Sherwood explained, “I'll never forget at the Winternationals one year. Tony Pedregon and John Force were paired in the second round. Force smoked the tires at the hit, Tony mysteriously lifted at halftrack winning with a seven-something. Tony's excuse was something broke, Steve Evans didn't seem impressed. Force came out with a comment later that week that a header on Tony's car broke. That's when my love affair with multi-car teams ended. The only thing separating that with what happened at Seattle was you had two separate sponsors involved. At Team Force, it's all Castrol. Question is, can NHRA do anything about it? I had far more respect for Force when he won by himself, no team orders, no diving!”
Bob Cole, of Longwood , Fla. , would take it all in stride but wouldn't stop coming to the races. He admitted, “Not me. I'm a nitro addict. Team orders would piss me off, and cause me to write long posts on Nitromater.com, but it wouldn't keep me away.”
While much of the emphasis on the multi-car teams is directed to what the spectators think, other such as Super Comp racer Bob Wilson offers another view. This is a sportsman racer's take on things.
“A few years back a grade point system was put in place due to pit limitations at some tracks,” Wilson explained. “This system only affects or applies to the sportsman racers. Last year, two Grade Points were required to enter the Winternationals. This year it is four. Multi-car teams have multiple semi-trucks that take up pit parking. I can see running two cars in the same class, but not three cars plus a dragster and two motorcycles. Due you realize how many semi-trucks are parked in the pits for team Schumacher? Somewhere between 9-12 rigs. Add team Force to that and there is about 20 rigs taking up pit parking.”
“As a sportsman racer I am all for earning my way into a race. However, multi-car teams are definitely taking over the pits and bumping the sportsman racer out of already limited pit parking.”
The majority of spectators that we quizzed about the Schumacher incident admitted that they would have handled the situation in the same general manner that he did.
Nunzio Valerie Jr., of Rochester , NY , suggests, “What I would have done different was said, ‘Because Whit is in the hunt for the title, we're giving his team lane choice. If Gary beats him so be it, but just as lower ET between two unrelated cars earns lane choice, under our team umbrella, the car higher in the points chase will get to choose."
The only thing Buzzz Miller of Peoria , Az., might have handled differently is Schumacher's response to criticism. Miller explained, “I would do the same. Give lane choice up and make a race of it from there. That was perfect. No team dove. Just a heavy advantage and race heads up. I would not lie about it when asked on camera, though.”
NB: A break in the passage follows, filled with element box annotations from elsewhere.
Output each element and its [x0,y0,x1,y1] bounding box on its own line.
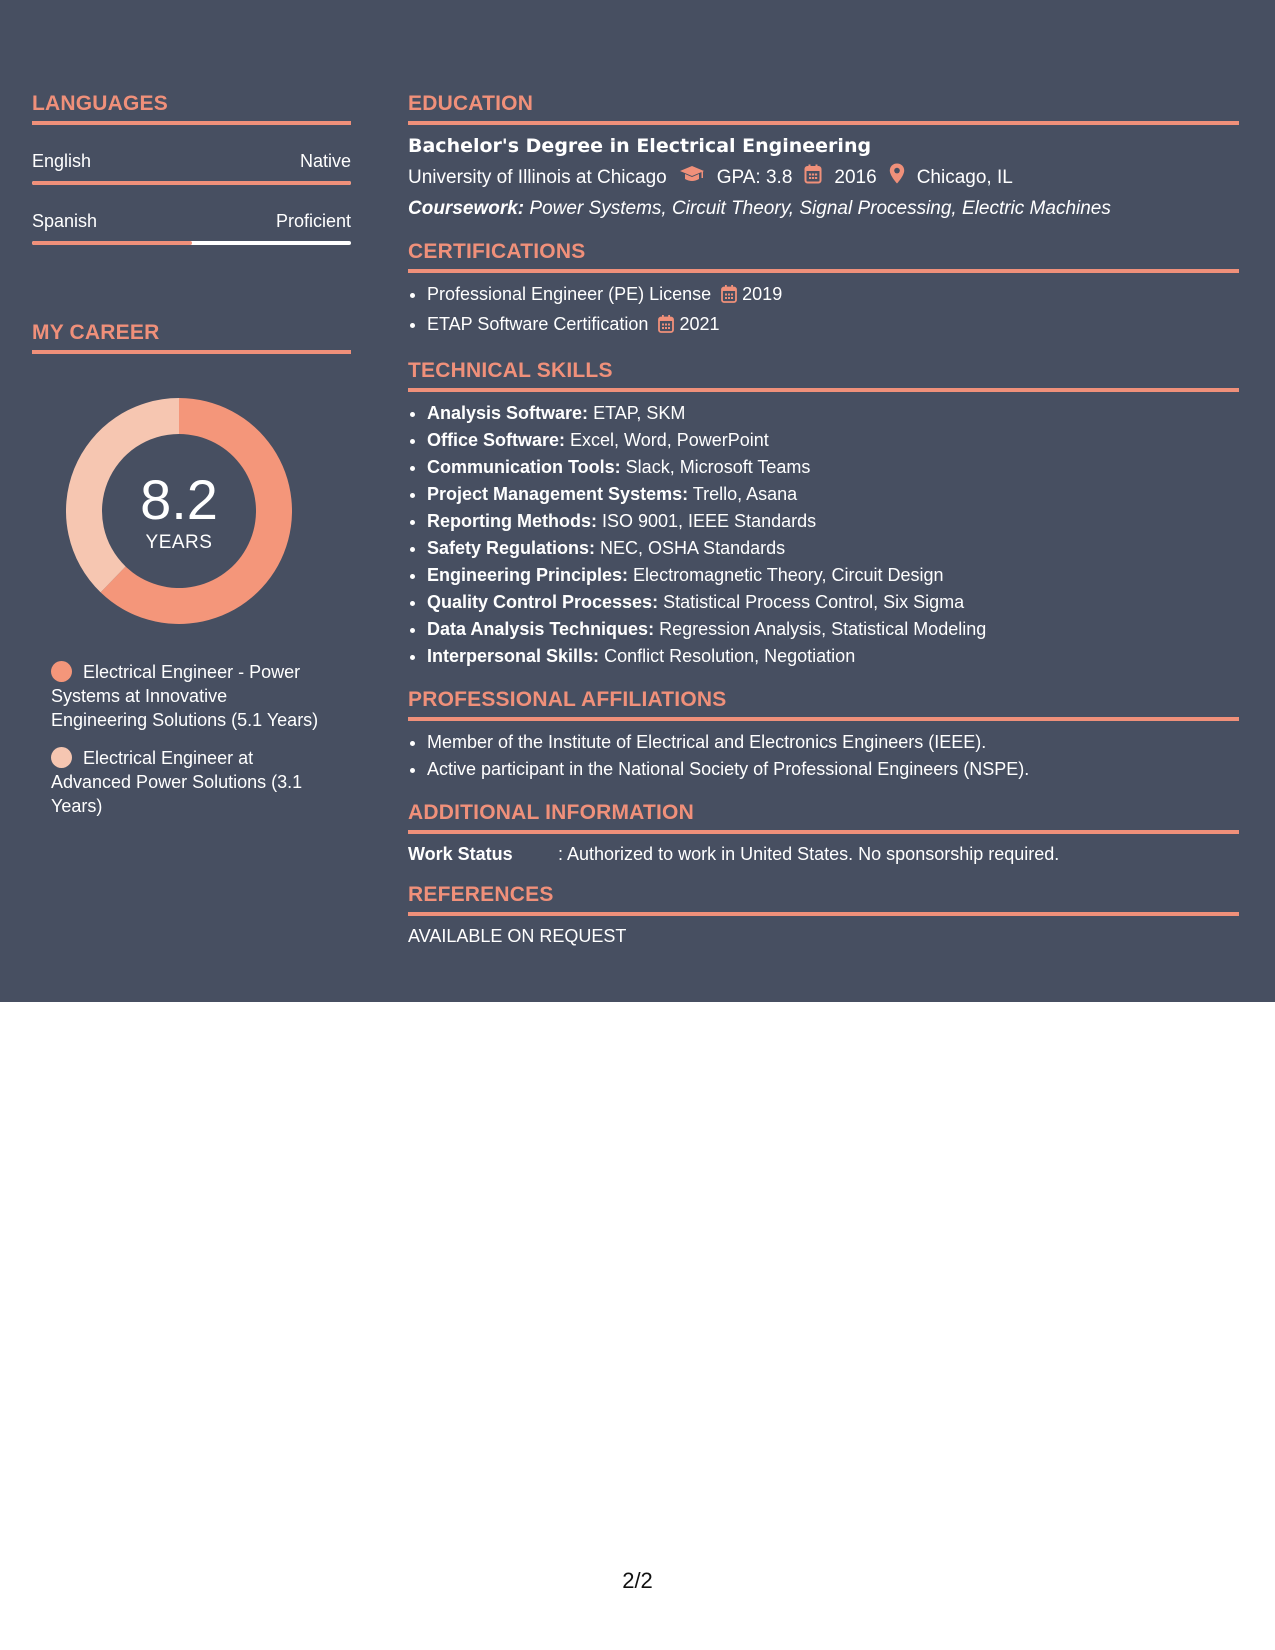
right-column [408,92,1239,947]
language-english [32,151,351,171]
language-bar-spanish [32,241,351,245]
legend-dot-icon [51,747,72,768]
school-location: Chicago, IL [916,166,1013,188]
affiliations-list [408,729,1239,783]
skill-category: Interpersonal Skills: [427,646,600,666]
coursework-label: Coursework: [408,198,525,219]
skill-values: Statistical Process Control, Six Sigma [658,592,965,612]
left-column [32,92,351,832]
list-item [427,454,1239,481]
certification-year: 2019 [742,284,783,304]
language-level: Proficient [275,211,351,231]
languages-heading: LANGUAGES [32,92,351,125]
list-item [427,643,1239,670]
education-details [408,163,1239,192]
career-legend-item [51,660,321,732]
list-item [427,508,1239,535]
page-number: 2/2 [622,1568,653,1593]
map-pin-icon [889,163,905,192]
calendar-icon [721,284,737,311]
language-bar-english [32,181,351,185]
certifications-heading: CERTIFICATIONS [408,240,1239,273]
list-item: • Member of the Institute of Electrical and Electronics Engineers (IEEE). [427,729,1239,756]
work-status-label: Work Status [408,844,513,864]
coursework-list: Power Systems, Circuit Theory, Signal Processing, Electric Machines [524,198,1111,219]
affiliations-section [408,688,1239,783]
skill-category: Project Management Systems: [427,484,689,504]
list-item [427,311,1239,341]
work-status-value: : Authorized to work in United States. No sponsorship required. [558,844,1060,864]
skill-values: Conflict Resolution, Negotiation [599,646,856,666]
skill-category: Communication Tools: [427,457,621,477]
career-section [32,321,351,818]
career-role-label: Electrical Engineer - Power Systems at Innovative Engineering Solutions (5.1 Years) [51,662,319,730]
degree-title: Bachelor's Degree in Electrical Engineering [408,135,872,157]
skill-category: Office Software: [427,430,566,450]
skill-values: Excel, Word, PowerPoint [565,430,769,450]
language-spanish [32,211,351,231]
references-heading: REFERENCES [408,883,1239,916]
skill-values: Slack, Microsoft Teams [620,457,811,477]
list-item [427,535,1239,562]
language-name: Spanish [32,211,98,231]
language-name: English [32,151,92,171]
skills-section [408,359,1239,670]
skill-values: ETAP, SKM [588,403,686,423]
language-level: Native [299,151,351,171]
career-role-label: Electrical Engineer at Advanced Power Solutions (3.1 Years) [51,748,303,816]
legend-dot-icon [51,661,72,682]
graduation-cap-icon [679,165,705,191]
skill-values: Regression Analysis, Statistical Modeling [654,619,987,639]
list-item [427,481,1239,508]
career-heading: MY CAREER [32,321,351,354]
calendar-icon [658,314,674,341]
skill-category: Data Analysis Techniques: [427,619,655,639]
skill-category: Safety Regulations: [427,538,596,558]
references-section [408,883,1239,947]
language-bar-fill [32,181,351,185]
skill-category: Engineering Principles: [427,565,629,585]
skill-values: NEC, OSHA Standards [595,538,786,558]
education-heading: EDUCATION [408,92,1239,125]
affiliations-heading: PROFESSIONAL AFFILIATIONS [408,688,1239,721]
list-item [427,562,1239,589]
certification-name: ETAP Software Certification [427,314,649,334]
career-legend-item [51,746,321,818]
school-name: University of Illinois at Chicago [408,166,667,188]
skills-heading: TECHNICAL SKILLS [408,359,1239,392]
references-text: AVAILABLE ON REQUEST [408,926,627,946]
additional-heading: ADDITIONAL INFORMATION [408,801,1239,834]
gpa: GPA: 3.8 [716,166,793,188]
certification-name: Professional Engineer (PE) License [427,284,712,304]
career-legend [51,660,321,818]
certifications-section [408,240,1239,341]
coursework [408,196,1239,222]
career-years-label: YEARS [145,532,213,553]
certifications-list [408,281,1239,341]
additional-section [408,801,1239,865]
work-status [408,844,1239,865]
list-item: • Active participant in the National Society of Professional Engineers (NSPE). [427,756,1239,783]
skills-list [408,400,1239,670]
skill-category: Quality Control Processes: [427,592,659,612]
graduation-year: 2016 [834,166,877,188]
certification-year: 2021 [679,314,720,334]
skill-category: Reporting Methods: [427,511,597,531]
language-bar-fill [32,241,192,245]
list-item [427,589,1239,616]
career-donut [66,398,292,624]
calendar-icon [804,164,822,192]
list-item [427,616,1239,643]
list-item [427,427,1239,454]
skill-values: ISO 9001, IEEE Standards [596,511,817,531]
list-item [427,281,1239,311]
skill-category: Analysis Software: [427,403,589,423]
career-total-years: 8.2 [140,468,218,531]
skill-values: Trello, Asana [688,484,798,504]
list-item [427,400,1239,427]
skill-values: Electromagnetic Theory, Circuit Design [628,565,944,585]
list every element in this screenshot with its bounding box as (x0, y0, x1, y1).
So how would the NHRA handle a situation if team orders became commonplace?
“I think it's our job to maintain integrity,” reiterated Light. “It happens in just about every sport and they have worked together as a team. Our sport is different because there aren't 43 cars on the track. If it becomes a problem, we will address it.”
Until then, the fans have the ultimate ruling by spending their hard-earned money to attend the drag races.